The Consul outage recovery documentation, in the scenario “ Failure of Multiple Servers in a Multi-Server Cluster”, mentions that both data loss and committing of previously uncommitted data are possible.
I would like to have more details about these scenarios. In particular, assuming that it survived at least one server that was a member of the quorum, what type of data loss or committing of uncommitted data can occur? Is there any sequence of steps that can prevent these issues to happen?
I assume that having in the set of survived servers at least one server that was generating the quorum, this server’s log should be perfectly aligned to the log of the consul instance that was leader before the outage.
Regards,
Bernardo
Hi @randomswdev ,
Here are some examples for both data loss and committing of uncommitted data.
Protocol Background:
- If you have a cluster size of 3, the quorum size is 2.
- Updates operations go to the leader.
- Before updates are committed they must be sent to a quorum of followers and the replication must be acknowledged by those followers.
Scenario:
- 3 consul servers: Node A (leader), Nodes B and C (followers)
Suppose that one of the followers (Node C) becomes briefly disconnected from the cluster. Node A can still commit data since Nodes A and B form a quorum. If some commits are made then both the leader and Node B both crash and lose their persisted data permanently, Consul could be recovered with Node C’s state which will be missing those commits. Hence resulting in data loss.
Additionally, the more straight-forward case is that if all servers crash and lose their data on disk. That will also result in data loss. The amount of data lost in that case would depend on whether snapshots have been taken as well as the time since the last snapshot.
Now suppose that instead of Nodes A and B going down, all nodes crash but only the followers lose their data on disk. Additionally, the leader had some updates that were being replicated to the followers but hadn’t been committed yet. If Consul is restored with the leader’s data, the restore operation will take those updates and commit them to a snapshot even if they were previously uncommitted. This is because the index of the last log committed is stored in memory, so that information has been lost.

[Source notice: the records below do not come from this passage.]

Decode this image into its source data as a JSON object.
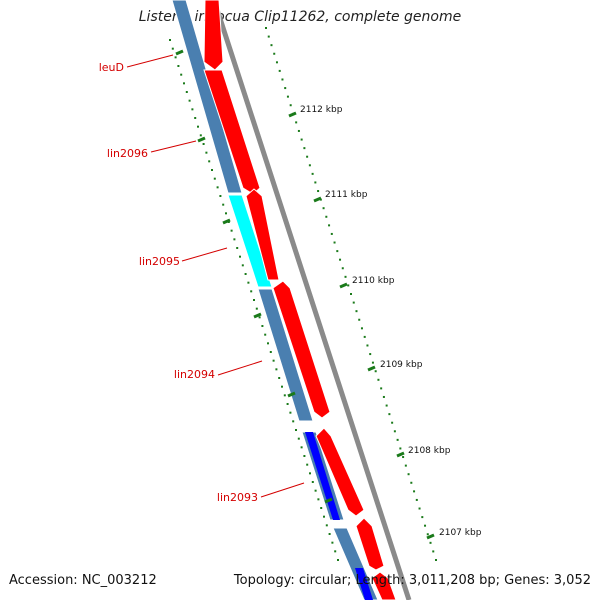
{
  "title": "Listeria innocua Clip11262, complete genome",
  "accession": "Accession: NC_003212",
  "summary": "Topology: circular; Length: 3,011,208 bp; Genes: 3,052",
  "colors": {
    "forward_cds": "#ff0000",
    "reverse_cds": "#4682b4",
    "highlight_cyan": "#00ffff",
    "highlight_blue": "#0000ff",
    "backbone": "#808080",
    "tick": "#006400",
    "label": "#d40000"
  },
  "gene_labels": [
    "leuD",
    "lin2096",
    "lin2095",
    "lin2094",
    "lin2093"
  ],
  "kbp_ticks": [
    "2112 kbp",
    "2111 kbp",
    "2110 kbp",
    "2109 kbp",
    "2108 kbp",
    "2107 kbp"
  ]
}
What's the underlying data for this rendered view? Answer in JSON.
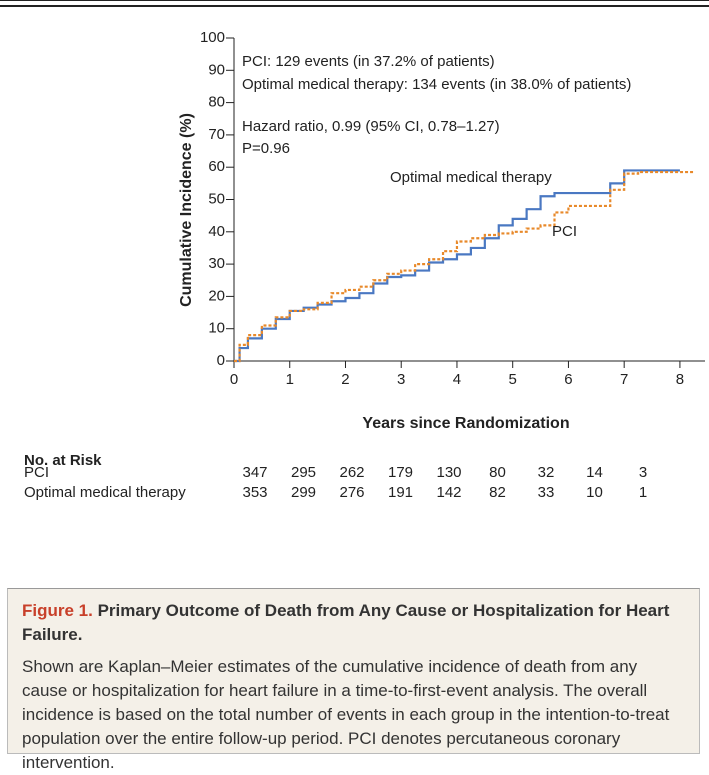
{
  "chart_data": {
    "type": "line",
    "drawstyle": "steps-post",
    "annotations": [
      "PCI: 129 events (in 37.2% of patients)",
      "Optimal medical therapy: 134 events (in 38.0% of patients)",
      "Hazard ratio, 0.99 (95% CI, 0.78–1.27)",
      "P=0.96"
    ],
    "xlabel": "Years since Randomization",
    "ylabel": "Cumulative Incidence (%)",
    "xlim": [
      0,
      8.45
    ],
    "ylim": [
      0,
      100
    ],
    "xticks": [
      0,
      1,
      2,
      3,
      4,
      5,
      6,
      7,
      8
    ],
    "yticks": [
      0,
      10,
      20,
      30,
      40,
      50,
      60,
      70,
      80,
      90,
      100
    ],
    "x": [
      0,
      0.1,
      0.25,
      0.5,
      0.75,
      1,
      1.25,
      1.5,
      1.75,
      2,
      2.25,
      2.5,
      2.75,
      3,
      3.25,
      3.5,
      3.75,
      4,
      4.25,
      4.5,
      4.75,
      5,
      5.25,
      5.5,
      5.75,
      6,
      6.25,
      6.5,
      6.75,
      7,
      7.25,
      7.5,
      7.75,
      8,
      8.25
    ],
    "series": [
      {
        "name": "Optimal medical therapy",
        "color": "#4a78c2",
        "dashed": false,
        "values": [
          0,
          4,
          7,
          10,
          13,
          15.5,
          16.5,
          17.5,
          18.5,
          19.5,
          21,
          24,
          26,
          26.5,
          28,
          30.5,
          31.5,
          33,
          35,
          38,
          42,
          44,
          47,
          51,
          52,
          52,
          52,
          52,
          55,
          59,
          59,
          59,
          59,
          59,
          null
        ]
      },
      {
        "name": "PCI",
        "color": "#e8892a",
        "dashed": true,
        "values": [
          0,
          5,
          8,
          11,
          13.5,
          15.5,
          16,
          18,
          21,
          22,
          23,
          25,
          27,
          28,
          30,
          31.5,
          34,
          37,
          38,
          39,
          39.5,
          40,
          41,
          42,
          46,
          48,
          48,
          48,
          53,
          58,
          58.5,
          58.5,
          58.5,
          58.5,
          58.5
        ]
      }
    ]
  },
  "risk_table": {
    "title": "No. at Risk",
    "rows": [
      {
        "name": "PCI",
        "values": [
          347,
          295,
          262,
          179,
          130,
          80,
          32,
          14,
          3
        ]
      },
      {
        "name": "Optimal medical therapy",
        "values": [
          353,
          299,
          276,
          191,
          142,
          82,
          33,
          10,
          1
        ]
      }
    ]
  },
  "caption": {
    "label": "Figure 1.",
    "title": "Primary Outcome of Death from Any Cause or Hospitalization for Heart Failure.",
    "text": "Shown are Kaplan–Meier estimates of the cumulative incidence of death from any cause or hospitalization for heart failure in a time-to-first-event analysis. The overall incidence is based on the total number of events in each group in the intention-to-treat population over the entire follow-up period. PCI denotes percutaneous coronary intervention."
  }
}
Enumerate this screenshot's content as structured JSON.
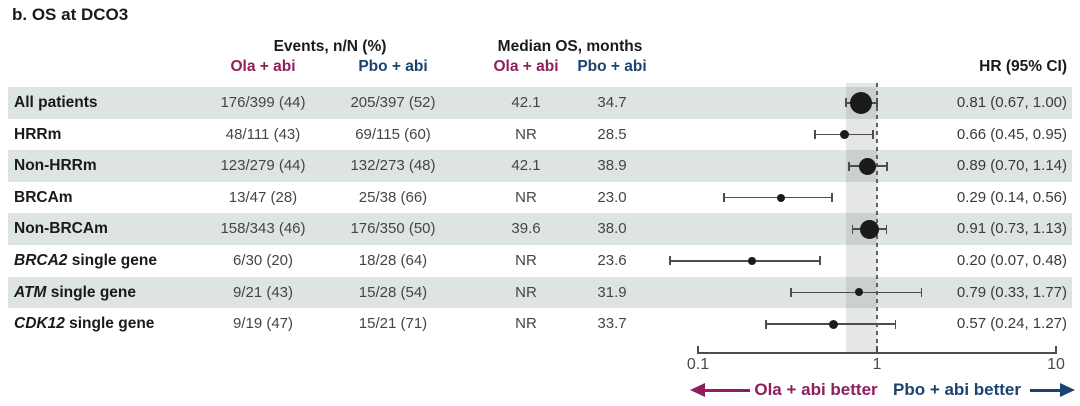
{
  "title": "b. OS at DCO3",
  "header": {
    "events_group": "Events, n/N (%)",
    "median_group": "Median OS, months",
    "arm_ola": "Ola + abi",
    "arm_pbo": "Pbo + abi",
    "hr": "HR (95% CI)"
  },
  "colors": {
    "ola_accent": "#8d205c",
    "pbo_accent": "#1b4371",
    "row_shade": "#dde4e2",
    "plot_band": "rgba(125,132,132,0.20)",
    "marker": "#1b1b1b",
    "ci_line": "#4d4d4d",
    "axis": "#4d4d4d",
    "value_text": "#454545"
  },
  "rows": [
    {
      "gene": "",
      "label": "All patients",
      "events_ola": "176/399 (44)",
      "events_pbo": "205/397 (52)",
      "median_ola": "42.1",
      "median_pbo": "34.7",
      "hr_ci": "0.81 (0.67, 1.00)"
    },
    {
      "gene": "",
      "label": "HRRm",
      "events_ola": "48/111 (43)",
      "events_pbo": "69/115 (60)",
      "median_ola": "NR",
      "median_pbo": "28.5",
      "hr_ci": "0.66 (0.45, 0.95)"
    },
    {
      "gene": "",
      "label": "Non-HRRm",
      "events_ola": "123/279 (44)",
      "events_pbo": "132/273 (48)",
      "median_ola": "42.1",
      "median_pbo": "38.9",
      "hr_ci": "0.89 (0.70, 1.14)"
    },
    {
      "gene": "",
      "label": "BRCAm",
      "events_ola": "13/47 (28)",
      "events_pbo": "25/38 (66)",
      "median_ola": "NR",
      "median_pbo": "23.0",
      "hr_ci": "0.29 (0.14, 0.56)"
    },
    {
      "gene": "",
      "label": "Non-BRCAm",
      "events_ola": "158/343 (46)",
      "events_pbo": "176/350 (50)",
      "median_ola": "39.6",
      "median_pbo": "38.0",
      "hr_ci": "0.91 (0.73, 1.13)"
    },
    {
      "gene": "BRCA2",
      "label": " single gene",
      "events_ola": "6/30 (20)",
      "events_pbo": "18/28 (64)",
      "median_ola": "NR",
      "median_pbo": "23.6",
      "hr_ci": "0.20 (0.07, 0.48)"
    },
    {
      "gene": "ATM",
      "label": " single gene",
      "events_ola": "9/21 (43)",
      "events_pbo": "15/28 (54)",
      "median_ola": "NR",
      "median_pbo": "31.9",
      "hr_ci": "0.79 (0.33, 1.77)"
    },
    {
      "gene": "CDK12",
      "label": " single gene",
      "events_ola": "9/19 (47)",
      "events_pbo": "15/21 (71)",
      "median_ola": "NR",
      "median_pbo": "33.7",
      "hr_ci": "0.57 (0.24, 1.27)"
    }
  ],
  "chart_data": {
    "type": "forest",
    "x_scale": "log10",
    "x_range": [
      0.1,
      10
    ],
    "x_ticks": [
      "0.1",
      "1",
      "10"
    ],
    "reference_line": 1.0,
    "shaded_band": [
      0.67,
      1.0
    ],
    "series": [
      {
        "name": "All patients",
        "hr": 0.81,
        "ci": [
          0.67,
          1.0
        ],
        "marker_size": 22
      },
      {
        "name": "HRRm",
        "hr": 0.66,
        "ci": [
          0.45,
          0.95
        ],
        "marker_size": 9
      },
      {
        "name": "Non-HRRm",
        "hr": 0.89,
        "ci": [
          0.7,
          1.14
        ],
        "marker_size": 17
      },
      {
        "name": "BRCAm",
        "hr": 0.29,
        "ci": [
          0.14,
          0.56
        ],
        "marker_size": 8
      },
      {
        "name": "Non-BRCAm",
        "hr": 0.91,
        "ci": [
          0.73,
          1.13
        ],
        "marker_size": 19
      },
      {
        "name": "BRCA2 single gene",
        "hr": 0.2,
        "ci": [
          0.07,
          0.48
        ],
        "marker_size": 8
      },
      {
        "name": "ATM single gene",
        "hr": 0.79,
        "ci": [
          0.33,
          1.77
        ],
        "marker_size": 8
      },
      {
        "name": "CDK12 single gene",
        "hr": 0.57,
        "ci": [
          0.24,
          1.27
        ],
        "marker_size": 9
      }
    ],
    "legend_left": "Ola + abi better",
    "legend_right": "Pbo + abi better",
    "legend_position": "bottom",
    "grid": false
  }
}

The main objective to prevent these issues from happening is to avoid losing multiple servers at a time. Some of the most important things to do are:
- Run Consul servers on well-provisioned machines, as per our reference architecture. If using Consul as a backend for Vault, please reference Vault’s reference architecture for additional guidance.
- If a server fails it should promptly rejoin the cluster.
- Regular snapshots should be taken and stored in a secure location outside of the Consul server hosts.
- Snapshotting can also be improved by running a cluster of Consul snapshot agents that send regular snapshots to s3-compatible endpoints or Azure Blob Storage (Enterprise feature).
Best,
Freddy